U-M leads $62M ‘largest radio telescope in space’ to improve solar storm warnings

March 30, 2020
Written By:
Nicole Casal Moore
Contact:
  • umichnews@umich.edu
A new NASA mission called SunRISE will study what drives solar particle storms – giant surges of solar particles that erupt off of the Sun – as depicted in this illustration. Understanding how such storms affect interplanetary space can help protect spacecraft and astronauts. Image credit: NASA

A new NASA mission called SunRISE will study what drives solar particle storms – giant surges of solar particles that erupt off of the Sun – as depicted in this illustration. Understanding how such storms affect interplanetary space can help protect spacecraft and astronauts. Image credit: NASA

ANN ARBOR—The most violent solar weather—coronal mass ejections—can flood space with high-energy particle radiation that would harm astronauts and damage spacecraft in its path.

A new $62.6 million NASA mission led by the University of Michigan aims to provide better information on how the sun’s radiation affects the space environment that our spacecraft and astronauts travel through.

The Sun Radio Interferometer Space Experiment, or SunRISE, consists of miniature satellites called cubesats that form a “virtual telescope” in space to detect and study the radio waves that precede major solar events. The waves can’t be detected on Earth’s surface due to interference from the region of Earth’s upper atmosphere known as the ionosphere.

SunRISE, expected to launch in 2023, will offer a never-seen-before glimpse at what goes on in the area above the sun’s surface, the solar corona. This region poses several long-standing mysteries for researchers.

“We can see a solar flare start, and a coronal mass ejection start lifting off from the sun, but we don’t know if it is going to produce high energy particle radiation, and we don’t know if that high energy particle radiation is going to reach Earth,” said Justin Kasper, U-M professor of climate and space sciences and engineering who leads the mission.

“One reason why is we can’t see the particles being accelerated. We just see them when they arrive at the spacecraft, which isn’t much of a warning.”

U-M will run the science operations center that converts the signals collected from the cubesats into images. Those images are expected to reveal which part of a coronal mass ejection (CME) is responsible for accelerating radiation particles outward.

Flying in a loose formation about six miles across, six cubesats will form the first imaging low frequency radio interferometer in space. The satellite constellation will orbit Earth slightly above geosynchronous orbit at five Earth radii, or 22,000 miles, from the surface.
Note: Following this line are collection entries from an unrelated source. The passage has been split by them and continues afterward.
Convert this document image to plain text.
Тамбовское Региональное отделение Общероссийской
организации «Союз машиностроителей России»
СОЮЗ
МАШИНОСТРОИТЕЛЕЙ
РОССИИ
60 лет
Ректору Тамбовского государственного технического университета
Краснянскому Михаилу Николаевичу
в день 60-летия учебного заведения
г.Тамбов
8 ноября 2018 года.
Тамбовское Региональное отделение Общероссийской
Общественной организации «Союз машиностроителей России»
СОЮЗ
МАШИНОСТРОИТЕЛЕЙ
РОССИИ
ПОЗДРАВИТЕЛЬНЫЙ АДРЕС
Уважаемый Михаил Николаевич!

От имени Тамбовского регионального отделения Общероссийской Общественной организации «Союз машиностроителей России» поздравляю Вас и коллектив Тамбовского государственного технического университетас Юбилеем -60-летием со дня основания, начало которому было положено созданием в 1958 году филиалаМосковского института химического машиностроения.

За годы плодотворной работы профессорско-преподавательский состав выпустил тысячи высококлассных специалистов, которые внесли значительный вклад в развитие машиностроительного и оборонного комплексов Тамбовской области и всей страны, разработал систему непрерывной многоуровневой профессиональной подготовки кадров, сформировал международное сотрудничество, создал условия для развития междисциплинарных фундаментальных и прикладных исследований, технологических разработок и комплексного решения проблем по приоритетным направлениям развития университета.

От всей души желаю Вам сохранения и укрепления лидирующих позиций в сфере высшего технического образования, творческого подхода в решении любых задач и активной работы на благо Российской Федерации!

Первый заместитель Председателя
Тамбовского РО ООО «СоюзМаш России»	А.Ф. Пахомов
“The cubesats will give us an entirely new view of how particles are accelerated near the sun and how they travel into interplanetary space by making the first images of the sky at very low radio frequencies from 20 Mhz to below 1 Mhz,” Kasper said. “The jury is still out on what accelerates the particles and where that acceleration occurs.

“It turns out the various theories about particle acceleration correspond to different parts of coronal mass ejections. So if we can see which part of the CME is glowing in radio, we figure out which acceleration model is right.”

Not all CMEs release high-energy particle radiation. During the peak period of the solar cycle, though, major ones that do happen every couple months. At their worst, these can include as much plasma and radiation as there is water in the Great Lakes—accelerating from rest to roughly 3 million miles per hour in tens of minutes.

Those events include several components—magnetized plasma from the sun itself, and the radiation. Both are threatening to Earth, not only to astronauts and spacecraft, but also to the electrical grid.

We have some ability to forecast when the magnetized plasma will hit Earth, since that component takes tens of hours or days to get here. But, as the radiation travels at near-light speed, there’s no way to predict when and where it will arrive.

Without understanding where CMEs produce intense particle radiation and whether a given CME is going to unleash a radiation event there is no time to respond to a major event before it arrives

“Knowing which part of a coronal mass ejection is responsible for producing the particle radiation will help us understand how the acceleration happens,” Kasper said. “It could also result in a unique warning system for whether an event will both produce radiation and release that radiation towards Earth or spacefaring astronauts.”

The bulk of that funding for the project will go toward payload and launch, while $5 million will go to U-M for its science team and operating costs. NASA’s Jet Propulsion Laboratory will manage the mission. Space Dynamics Laboratory, a nonprofit research corporation, is the other major partner that will build the spacecraft. U-M and JPL have partnered with MAXAR, a communications satellite company to launch and place the cubesats in their orbits.

The concept of utilizing a radio telescope in space is not a new one. But previous concepts for gathering this kind of data have been cost prohibitive. For example, it would be impossible to build and launch a 10-kilometer diameter dish into space.

SunRISE is one of NASA’s Missions of Opportunity, enabled through its Explorers Program, which provides flight opportunities for PI-led investigations from space.